Aim to: get outside for 15 minutes a day should the sun decide to shine…
Try this: have an omelette for lunch packed with vegetables and some delicious herbs such as chives. https://www.bbcgoodfood.com/recipes/fridge-omelette
Low levels of Zinc in the diet may decrease resistance to infections. Zinc has been found in studies to inhibit the replication of some viruses and to reduce the risk and severity of common infections such as the common cold. Zinc is extremely rich in oysters. It is also rich in pumpkin seeds, ginger root and pecans – generally seeds, nuts, legumes and wholegrains contain zinc in good amounts.
Use ginger root liberally…add it into cooking, it’s delicious in soups. You can grate it into a mug and add a slice of lemon and hot (not boiling) water for a delicious lemon and ginger tea.
Selenium is essential for efficient and effective operation of many aspects of the immune system. It protects our immune cells (neutrophils) and allows other immune cells (lymphocytes) to proliferate.
Whole grains (such as brown rice, oats, wheat germ/bran, and barley), fish, meat and eggs are the richest sources of selenium, and eating just two Brazil nuts will provide a good source of selenium a day (you don’t need more than this). Garlic and Swiss chard are also relatively high in selenium. So, by eating a couple of Brazil nuts a day and eating a varied diet of whole grains, fish, turkey, eggs and occasional red meat you are on the road to ensuring adequate levels.

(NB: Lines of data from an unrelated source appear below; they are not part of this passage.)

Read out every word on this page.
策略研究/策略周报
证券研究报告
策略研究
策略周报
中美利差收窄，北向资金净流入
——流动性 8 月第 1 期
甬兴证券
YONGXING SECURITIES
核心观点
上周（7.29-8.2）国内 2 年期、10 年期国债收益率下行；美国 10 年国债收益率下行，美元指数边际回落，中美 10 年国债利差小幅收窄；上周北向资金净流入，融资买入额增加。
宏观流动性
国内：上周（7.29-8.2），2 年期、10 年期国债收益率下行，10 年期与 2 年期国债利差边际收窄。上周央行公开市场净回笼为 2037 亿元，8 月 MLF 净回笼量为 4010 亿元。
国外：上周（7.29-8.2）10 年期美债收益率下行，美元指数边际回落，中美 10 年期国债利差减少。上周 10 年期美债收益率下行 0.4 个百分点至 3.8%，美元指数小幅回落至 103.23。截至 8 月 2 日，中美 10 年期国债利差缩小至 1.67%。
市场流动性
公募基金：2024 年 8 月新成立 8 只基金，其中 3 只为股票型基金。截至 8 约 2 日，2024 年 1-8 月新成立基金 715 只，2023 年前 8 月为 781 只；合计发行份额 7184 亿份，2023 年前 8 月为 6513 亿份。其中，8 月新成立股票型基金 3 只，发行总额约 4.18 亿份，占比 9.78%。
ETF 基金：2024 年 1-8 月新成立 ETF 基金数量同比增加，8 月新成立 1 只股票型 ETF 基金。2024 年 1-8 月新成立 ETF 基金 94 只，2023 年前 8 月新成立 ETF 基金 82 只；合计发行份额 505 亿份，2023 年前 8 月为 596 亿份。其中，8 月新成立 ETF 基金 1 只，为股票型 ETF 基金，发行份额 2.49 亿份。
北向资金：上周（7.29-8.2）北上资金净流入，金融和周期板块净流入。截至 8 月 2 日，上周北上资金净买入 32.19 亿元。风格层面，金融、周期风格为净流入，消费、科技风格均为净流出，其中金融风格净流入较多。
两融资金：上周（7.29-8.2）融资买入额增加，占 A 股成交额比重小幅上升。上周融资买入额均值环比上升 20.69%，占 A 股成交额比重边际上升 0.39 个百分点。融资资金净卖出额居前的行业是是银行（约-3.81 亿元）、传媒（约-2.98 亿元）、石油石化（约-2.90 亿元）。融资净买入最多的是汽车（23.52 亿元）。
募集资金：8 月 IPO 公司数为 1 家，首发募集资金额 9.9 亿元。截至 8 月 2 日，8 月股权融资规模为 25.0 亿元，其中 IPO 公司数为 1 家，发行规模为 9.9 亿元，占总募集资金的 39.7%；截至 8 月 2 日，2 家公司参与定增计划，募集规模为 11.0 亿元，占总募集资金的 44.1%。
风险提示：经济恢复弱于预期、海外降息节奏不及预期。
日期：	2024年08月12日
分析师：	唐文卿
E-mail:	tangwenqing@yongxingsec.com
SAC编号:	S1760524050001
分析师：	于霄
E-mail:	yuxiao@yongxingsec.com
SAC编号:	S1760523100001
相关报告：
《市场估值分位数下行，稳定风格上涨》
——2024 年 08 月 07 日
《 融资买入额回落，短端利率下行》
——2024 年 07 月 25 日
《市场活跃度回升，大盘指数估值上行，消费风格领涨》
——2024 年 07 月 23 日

Nuts and seeds – Hopefully now you can see why I bang on about including them in your diet? They are rich in zinc, selenium, vitamin E, essential fats (Brazil, almond, walnut, pumpkin seeds).
Try this: Just use a couple of old (clean) jam jars or kilner jars and keep some nuts in one and seeds in the other and then keep them somewhere you will see them on your kitchen counter so you remember to add them to your breakfast, sprinkle into salads or stir through some brown rice with your dinner.
So, basically to look after your immune system:
Eat a wholefood diet rich in vegetables, apples, berries, nuts, seeds, whole grains and pulses (and a small amount of good quality meat and animal products if you aren’t vegetarian/vegan)
Walk outside in the sunshine and whatever way you find effective to decompress from stress, do this daily.
Finally… Get some sleep!
- Sleep enhances immune defence and has a role in the proper functioning of the immune system
- Lack of sleep can make us more prone to catching colds and ‘flu.
Try to: Establish a good sleep routine, don’t watch the news at 10pm if you are an anxious person, switch off your social media feeds and any news based television at 9pm and take yourself off for a bath, a read of a favourite book or anything you find relaxing and calming. The news will still be there in the morning and us all watching it late at night and feeling worried and anxious doesn’t change things.
The main resource for this fact sheet is:
Murray & Pizzorno (2005) The Encyclopaedia of Healing Foods. London, Piatkus. If you have more than a passing interest in nutrition I highly recommend this book as a resource.